3. Try to develop new examples to illustrate the concepts. Usually authors support or illustrate their main points with good examples, some of them even reaching canonical status (such as in Nudge, the drastic behavioral effect you get when you change 401K enrollment or organ donor status from an opt-in to an opt-out default). If there are great examples in the book that really help to illustrate the points, then select a couple and briefly describe them. This can be a slippery slope, however, because if you give too many examples, you may end up repeating a lot of the content of the book–and if readers are interested in more examples, they can (and should) pick up the book. Thus, try to be brief with the supplied examples. Also, it is best to try to come up with your own examples to illustrate a point, if you can think of something more relevant. By coming up with your own examples or applications, you are in fact testing the richness of an idea by further applying it. It also helps ensure that you fully grasp the concepts. New examples are also an extra bonus for readers who have already read the book.
As an example, in my summary of Steven Pinker’s The Stuff of Thought, I was fascinated by many of the observations Pinker made about how we’ve designed language to provide us utility. Thus, I created my own example sentence of how we can specify aspect (the timing of when things happen) to convey causality and human motivation: “When I told him that his grandmother’s Tiffany-esque lamp was likely worthless, his eyes started to well up and he told me about his 10-year struggle with gambling…”. Creating your own examples, when warranted, allows you to creatively engage in the line of thinking that the author is trying to cultivate.
4. Do a little extra research in order to understand different perspectives. When summarizing books from the standpoint of a non-expert, you want to try to engage the author’s ideas on their own terms as fully as possible before engaging in evaluation and critique. It is also incumbent on a commentator to do a little due diligence about the book and author. This is largely to avoid a situation where you may get a distorted view of the subject from that author, for example, when they present something as obvious when it is in fact controversial, or to see the reactions to the author’s work from others in the field.

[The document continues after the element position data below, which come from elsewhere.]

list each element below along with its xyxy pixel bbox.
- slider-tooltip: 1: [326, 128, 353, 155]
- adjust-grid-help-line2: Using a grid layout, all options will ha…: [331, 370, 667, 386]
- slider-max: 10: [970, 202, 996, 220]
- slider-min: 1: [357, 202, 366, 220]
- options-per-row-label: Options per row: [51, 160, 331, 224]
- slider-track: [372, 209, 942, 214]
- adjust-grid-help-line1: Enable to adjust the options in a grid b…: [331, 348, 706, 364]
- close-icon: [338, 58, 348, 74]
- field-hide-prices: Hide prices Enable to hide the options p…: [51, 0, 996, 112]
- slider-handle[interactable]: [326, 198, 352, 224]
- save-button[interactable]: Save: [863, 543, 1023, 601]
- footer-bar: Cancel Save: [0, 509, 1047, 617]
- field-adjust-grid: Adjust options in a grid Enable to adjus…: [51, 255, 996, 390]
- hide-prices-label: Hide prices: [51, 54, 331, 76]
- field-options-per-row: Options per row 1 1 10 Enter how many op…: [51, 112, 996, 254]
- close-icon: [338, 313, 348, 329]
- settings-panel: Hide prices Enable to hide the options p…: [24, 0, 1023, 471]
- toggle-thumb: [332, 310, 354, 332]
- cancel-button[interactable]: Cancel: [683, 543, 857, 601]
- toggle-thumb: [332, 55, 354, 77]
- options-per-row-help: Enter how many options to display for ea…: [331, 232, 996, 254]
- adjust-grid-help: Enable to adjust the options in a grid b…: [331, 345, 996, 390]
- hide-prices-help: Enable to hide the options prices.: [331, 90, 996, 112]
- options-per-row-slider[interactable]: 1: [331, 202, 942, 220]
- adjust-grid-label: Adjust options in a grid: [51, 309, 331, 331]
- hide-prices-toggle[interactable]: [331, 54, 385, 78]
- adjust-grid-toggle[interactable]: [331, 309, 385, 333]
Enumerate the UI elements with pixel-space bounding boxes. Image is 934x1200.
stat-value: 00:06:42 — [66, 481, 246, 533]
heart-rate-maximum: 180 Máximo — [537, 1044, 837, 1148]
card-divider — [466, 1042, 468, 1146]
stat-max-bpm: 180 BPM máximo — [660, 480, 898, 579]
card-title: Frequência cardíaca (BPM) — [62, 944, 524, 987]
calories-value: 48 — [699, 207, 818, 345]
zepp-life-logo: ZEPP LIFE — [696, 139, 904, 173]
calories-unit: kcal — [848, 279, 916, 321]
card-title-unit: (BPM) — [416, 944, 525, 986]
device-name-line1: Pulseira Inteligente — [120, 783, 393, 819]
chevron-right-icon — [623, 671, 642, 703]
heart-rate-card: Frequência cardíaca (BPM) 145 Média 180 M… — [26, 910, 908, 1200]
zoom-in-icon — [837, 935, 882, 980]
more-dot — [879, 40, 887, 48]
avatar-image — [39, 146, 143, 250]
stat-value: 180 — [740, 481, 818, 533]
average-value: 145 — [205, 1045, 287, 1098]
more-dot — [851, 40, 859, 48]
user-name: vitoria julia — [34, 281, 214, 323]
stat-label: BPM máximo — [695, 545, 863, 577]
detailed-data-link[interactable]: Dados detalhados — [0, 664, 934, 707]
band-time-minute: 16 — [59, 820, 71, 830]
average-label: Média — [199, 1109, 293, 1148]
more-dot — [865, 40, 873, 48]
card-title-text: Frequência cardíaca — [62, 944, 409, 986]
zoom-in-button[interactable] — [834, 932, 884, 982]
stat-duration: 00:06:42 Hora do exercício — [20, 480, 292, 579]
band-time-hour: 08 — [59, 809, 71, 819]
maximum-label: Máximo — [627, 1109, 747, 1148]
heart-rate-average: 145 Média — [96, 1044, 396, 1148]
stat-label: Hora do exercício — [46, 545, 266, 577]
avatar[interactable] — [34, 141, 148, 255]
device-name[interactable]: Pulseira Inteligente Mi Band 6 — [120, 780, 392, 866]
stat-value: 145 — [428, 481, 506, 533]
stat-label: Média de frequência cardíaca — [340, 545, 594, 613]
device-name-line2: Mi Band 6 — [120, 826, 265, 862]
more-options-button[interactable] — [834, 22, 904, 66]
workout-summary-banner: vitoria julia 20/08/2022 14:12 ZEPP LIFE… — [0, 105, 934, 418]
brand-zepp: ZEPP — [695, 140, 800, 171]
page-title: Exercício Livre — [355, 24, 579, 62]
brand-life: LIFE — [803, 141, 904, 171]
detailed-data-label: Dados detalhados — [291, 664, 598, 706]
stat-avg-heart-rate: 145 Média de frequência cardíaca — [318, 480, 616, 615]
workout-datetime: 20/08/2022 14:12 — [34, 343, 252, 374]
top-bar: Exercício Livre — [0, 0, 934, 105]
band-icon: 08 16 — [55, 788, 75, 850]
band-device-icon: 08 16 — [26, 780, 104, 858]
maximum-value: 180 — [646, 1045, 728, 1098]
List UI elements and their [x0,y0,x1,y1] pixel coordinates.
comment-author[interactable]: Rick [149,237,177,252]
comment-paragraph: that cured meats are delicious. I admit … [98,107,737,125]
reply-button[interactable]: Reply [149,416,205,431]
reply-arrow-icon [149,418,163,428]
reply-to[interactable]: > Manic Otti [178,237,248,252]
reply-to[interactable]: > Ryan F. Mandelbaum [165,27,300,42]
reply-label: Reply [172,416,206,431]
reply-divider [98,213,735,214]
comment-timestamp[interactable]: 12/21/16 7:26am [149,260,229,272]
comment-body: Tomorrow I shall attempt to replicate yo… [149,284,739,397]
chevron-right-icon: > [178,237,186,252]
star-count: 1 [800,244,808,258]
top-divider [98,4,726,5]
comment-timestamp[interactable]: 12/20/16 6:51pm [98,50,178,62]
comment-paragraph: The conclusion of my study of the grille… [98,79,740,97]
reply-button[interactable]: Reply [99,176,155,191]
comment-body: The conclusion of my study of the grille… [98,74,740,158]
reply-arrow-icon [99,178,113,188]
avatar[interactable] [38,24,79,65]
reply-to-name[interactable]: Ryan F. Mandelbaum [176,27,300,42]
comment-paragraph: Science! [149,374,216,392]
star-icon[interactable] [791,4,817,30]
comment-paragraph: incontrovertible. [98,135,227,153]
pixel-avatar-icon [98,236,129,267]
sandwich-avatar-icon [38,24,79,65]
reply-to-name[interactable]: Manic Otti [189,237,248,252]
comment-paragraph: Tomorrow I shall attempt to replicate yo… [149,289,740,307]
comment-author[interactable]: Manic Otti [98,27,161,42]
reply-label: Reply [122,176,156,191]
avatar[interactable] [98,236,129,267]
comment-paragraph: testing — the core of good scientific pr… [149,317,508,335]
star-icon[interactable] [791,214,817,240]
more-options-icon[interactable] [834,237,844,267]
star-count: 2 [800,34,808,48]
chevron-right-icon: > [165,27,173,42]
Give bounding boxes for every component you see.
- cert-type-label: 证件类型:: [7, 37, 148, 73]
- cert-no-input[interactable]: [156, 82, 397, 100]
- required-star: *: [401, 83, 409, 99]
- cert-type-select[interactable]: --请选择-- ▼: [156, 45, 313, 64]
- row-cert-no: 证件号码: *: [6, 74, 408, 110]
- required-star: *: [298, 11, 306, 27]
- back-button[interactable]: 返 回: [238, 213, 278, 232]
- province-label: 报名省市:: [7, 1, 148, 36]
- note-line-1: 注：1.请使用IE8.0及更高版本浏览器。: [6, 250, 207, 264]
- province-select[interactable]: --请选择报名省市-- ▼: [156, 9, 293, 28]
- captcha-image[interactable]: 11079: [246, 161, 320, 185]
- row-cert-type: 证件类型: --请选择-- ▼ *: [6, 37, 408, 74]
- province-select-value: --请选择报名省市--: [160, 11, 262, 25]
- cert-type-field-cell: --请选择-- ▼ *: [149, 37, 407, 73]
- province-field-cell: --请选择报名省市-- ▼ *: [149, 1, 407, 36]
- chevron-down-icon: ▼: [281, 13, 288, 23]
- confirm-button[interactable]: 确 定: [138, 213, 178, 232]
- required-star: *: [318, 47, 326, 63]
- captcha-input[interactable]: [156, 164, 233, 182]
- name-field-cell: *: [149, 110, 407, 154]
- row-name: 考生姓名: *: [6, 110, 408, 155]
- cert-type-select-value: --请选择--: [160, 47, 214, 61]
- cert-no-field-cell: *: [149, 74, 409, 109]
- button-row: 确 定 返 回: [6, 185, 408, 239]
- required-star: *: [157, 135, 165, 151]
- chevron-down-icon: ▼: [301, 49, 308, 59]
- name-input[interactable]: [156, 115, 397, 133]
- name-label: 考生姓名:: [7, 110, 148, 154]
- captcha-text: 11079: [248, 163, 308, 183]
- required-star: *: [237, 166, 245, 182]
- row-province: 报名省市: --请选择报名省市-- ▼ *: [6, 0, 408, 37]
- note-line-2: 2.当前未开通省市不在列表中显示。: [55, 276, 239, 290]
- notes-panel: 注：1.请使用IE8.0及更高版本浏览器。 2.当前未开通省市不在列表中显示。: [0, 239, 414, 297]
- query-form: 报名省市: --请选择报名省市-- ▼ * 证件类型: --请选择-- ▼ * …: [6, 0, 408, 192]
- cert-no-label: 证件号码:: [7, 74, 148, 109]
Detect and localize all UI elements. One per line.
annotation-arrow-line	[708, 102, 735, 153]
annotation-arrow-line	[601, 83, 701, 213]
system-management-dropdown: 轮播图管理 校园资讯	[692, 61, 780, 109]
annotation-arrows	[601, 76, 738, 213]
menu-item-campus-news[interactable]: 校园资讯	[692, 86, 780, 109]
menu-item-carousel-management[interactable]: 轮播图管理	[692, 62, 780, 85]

As an example, when I wrote about Pinker’s The Language Instinct, it seemed to me that his case that humans have an innate mechanism that helps us to acquire language was a strong one. However, I wouldn’t have known from the book that this ‘innateness’ hypothesis is highly contested within linguistics. Thus in my post, I briefly noted that this idea was controversial, but I also did not feel the need to elaborate further or to venture an opinion on the matter.
Following these simple rules, I was able to blog about books I enjoyed immensely in a way that I felt was informative and had fidelity to the books. Though the structure of the reviews were simple, the writing process took longer than I expected because in the process of summarizing the ideas, I had to go back and grapple with them further to really articulate them well. Most satisfying were when I was able to create new relevant categories or illustrations, a small contribution to the conversation.
There will probably be many reviews of good books, so your review should fulfill your purposes, reflect your style, and take its place as a thread in the large tapestry of conversation about the book that is taking place in cyberspace.